I wonder about the conversation we shall have. No doubt she will remark upon my sanity, parentage and outfit. She doesn’t like flowers, so the gift is inappropriate. Darling Auntie, are we the same kind of wrong, you and I?
Rat a tat tat!
A marvellously decrepit looking manservant opens the door.
“I have come to see my Aunt,” I smile. Those magic words open the door, and I enter her domain with all my colour and my wicked flowers. Into a deep white space. I am walking on the moon.
I am escorted into the conservatory, leaving a trail of flower petals behind me. Visiting a minotaur in its labyrinth, I must of course find my way out again.
She stands erect and unmoving, a bible resting like a prop on the side table and a stuffed little dog in a glass case on the wall. Obviously her last pet. Maybe she has a glass case prepared for me? Stuffed and mounted on the wall. That would please her very much. Ha ha ha ha ha ha ha ha ha ha ha.

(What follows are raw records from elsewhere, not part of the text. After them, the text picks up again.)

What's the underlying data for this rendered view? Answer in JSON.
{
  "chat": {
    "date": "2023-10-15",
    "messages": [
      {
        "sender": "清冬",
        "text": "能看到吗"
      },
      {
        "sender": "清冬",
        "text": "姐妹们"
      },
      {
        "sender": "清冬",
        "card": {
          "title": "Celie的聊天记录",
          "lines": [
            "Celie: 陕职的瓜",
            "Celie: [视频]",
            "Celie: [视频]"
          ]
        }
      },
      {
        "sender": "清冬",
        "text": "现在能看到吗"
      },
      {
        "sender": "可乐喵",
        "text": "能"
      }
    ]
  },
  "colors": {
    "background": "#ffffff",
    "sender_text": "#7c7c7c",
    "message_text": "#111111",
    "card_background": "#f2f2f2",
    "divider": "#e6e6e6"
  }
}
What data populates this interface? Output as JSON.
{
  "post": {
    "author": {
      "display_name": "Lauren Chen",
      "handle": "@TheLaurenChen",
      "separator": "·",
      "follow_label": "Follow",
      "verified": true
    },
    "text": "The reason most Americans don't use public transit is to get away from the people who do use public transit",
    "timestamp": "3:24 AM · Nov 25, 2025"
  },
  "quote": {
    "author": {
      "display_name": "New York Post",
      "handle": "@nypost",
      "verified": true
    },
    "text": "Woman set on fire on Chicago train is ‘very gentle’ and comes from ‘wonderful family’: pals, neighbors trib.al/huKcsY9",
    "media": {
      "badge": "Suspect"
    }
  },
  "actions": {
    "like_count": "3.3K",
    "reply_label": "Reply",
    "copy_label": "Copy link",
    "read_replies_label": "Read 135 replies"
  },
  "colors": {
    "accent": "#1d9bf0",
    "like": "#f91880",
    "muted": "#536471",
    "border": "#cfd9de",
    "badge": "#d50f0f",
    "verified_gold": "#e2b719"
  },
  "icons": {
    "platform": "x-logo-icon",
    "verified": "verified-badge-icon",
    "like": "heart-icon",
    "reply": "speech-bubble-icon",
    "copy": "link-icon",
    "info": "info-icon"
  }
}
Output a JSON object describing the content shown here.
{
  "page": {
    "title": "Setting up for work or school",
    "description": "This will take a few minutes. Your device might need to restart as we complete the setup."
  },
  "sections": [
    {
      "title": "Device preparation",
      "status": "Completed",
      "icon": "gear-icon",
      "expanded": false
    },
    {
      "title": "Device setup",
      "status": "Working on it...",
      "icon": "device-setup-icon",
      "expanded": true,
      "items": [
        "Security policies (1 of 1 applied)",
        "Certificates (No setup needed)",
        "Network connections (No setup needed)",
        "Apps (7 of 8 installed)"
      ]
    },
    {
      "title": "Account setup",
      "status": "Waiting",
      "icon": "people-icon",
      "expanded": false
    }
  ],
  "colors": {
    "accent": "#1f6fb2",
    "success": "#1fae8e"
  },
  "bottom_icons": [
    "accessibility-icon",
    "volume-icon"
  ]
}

“Auntie,” and I hold my hands out to the old dear.
She remains unmoved. “John, you look like a fool, some sort of clown.”
“Oh Auntie, you old charmer,” and I hand her the flowers, which she grasps rather wobbily and puts on her reading table.
“Frivolous.”
“I knew you’d like them.”
“You’ve grown up,” and she paused, “You’ve been spending time in the company of devils. Why have you come here John?” She examines me coldly.
“I am your nephew and I haven’t seen you in years. I’ve been thinking about you, Auntie. A lot,” and I lower my eyes.
“You were always a ridiculous child. Spoilt by your philandering father. Ungrateful and ungodly. That stargazing contraption he gave you,” (and she shook her head) “I told him it was a machine of the devil. Stargazing is ungodly. Unclean. Unnatural.”
“Speaking of ungodly and unnatural, are you still baking, Auntie? Your walnut and coffee was a real heart stopper.”
She says nothing for a while.
“You understand so little, John. I told your father you clearly had an underdeveloped brain, prone to excitement and imagination. You were always a little liar.”
“Why did you do it, Auntie?”
“Do what, exactly, you little wretch?”
“Poison Mamma? I just want to know before I go as we may never see one another again.”
“How dare you! I was the only one who stopped her suffering. She needed to be put to sleep into the arms of the Lord.”
“And how many others have you put to sleep?”
“Dozens,” she says softly. “Including my late husband, my children and my dog.”
“I really have missed you, Auntie!” I cry happily and I pull out from my waistcoat a long silver curved sword. My voice lowered like a prayer, “We have so much to catch up on”
I
chop her into pieces
. A blood bath in the conservatory. And then I leave, whistling to myself.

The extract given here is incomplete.